When we copy a stack closure into the heap, we forward the copy on 
the stack.  We can't use HEADER-FORWARD because putting that in a 
structure will confuse other things.  What we do is put 
external-value-cell-forwards in the fef pointer and the environment 
pointer in the stack closure to point to the corresponding cells in 
the heap pointer.  This does not really forward the closure, but it 
will do the trick because the stack closure never moves until it is 
deallocated and anything that remains around after that sees only 
the heap allocated version.  The lexical frame (the stack closure 
vector) is not forwarded.  

The last word in the frame is a pointer to every copy of the lexical 
frame in the world.  If the stack frame is exited, we copy the 
lexical frame and go to each of the other copies and change their 
EVCP's to point to our new copy.  

This is the old comment. 
; Copy a DTP-STACK-CLOSURE when it is stored anywhere but 
; into the same stack it points at, and farther down than where it points. 
; There is no way to forward the stack closure to the copy, 
; because only header-forward works to forward a list's car and cdr, 
; and putting that inside a structure will confuse other things. 

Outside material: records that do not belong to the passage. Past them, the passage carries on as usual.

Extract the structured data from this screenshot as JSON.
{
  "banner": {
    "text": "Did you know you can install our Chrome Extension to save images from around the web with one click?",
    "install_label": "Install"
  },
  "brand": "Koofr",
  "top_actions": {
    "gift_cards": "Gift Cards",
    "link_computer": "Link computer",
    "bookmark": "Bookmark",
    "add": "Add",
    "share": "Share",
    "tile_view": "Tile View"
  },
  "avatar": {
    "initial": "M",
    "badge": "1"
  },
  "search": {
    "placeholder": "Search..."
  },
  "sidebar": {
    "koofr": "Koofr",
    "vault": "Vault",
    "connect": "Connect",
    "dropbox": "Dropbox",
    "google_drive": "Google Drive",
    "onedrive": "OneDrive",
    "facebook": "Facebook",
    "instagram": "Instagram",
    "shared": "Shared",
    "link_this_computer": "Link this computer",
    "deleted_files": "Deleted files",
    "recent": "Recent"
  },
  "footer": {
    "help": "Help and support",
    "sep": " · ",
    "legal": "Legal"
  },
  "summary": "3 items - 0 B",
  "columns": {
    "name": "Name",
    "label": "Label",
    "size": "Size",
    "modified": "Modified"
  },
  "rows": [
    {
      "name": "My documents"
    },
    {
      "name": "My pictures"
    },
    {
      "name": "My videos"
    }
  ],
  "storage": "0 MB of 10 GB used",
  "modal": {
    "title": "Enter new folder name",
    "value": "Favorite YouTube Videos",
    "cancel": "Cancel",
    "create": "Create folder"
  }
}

; So we stick an external-value-cell-pointer into the stack closure 
; pointing at the copy.  This does not forward it as far as the 
; low levels of the system is concerned!  But as long as the 
; stack closure still exists, that's ok; the evcp forwards only the car 
; of the stack closure, but forwards it to the car of the copy, 
; which contains the correct value. 
Wow. I vaguely remember writing that.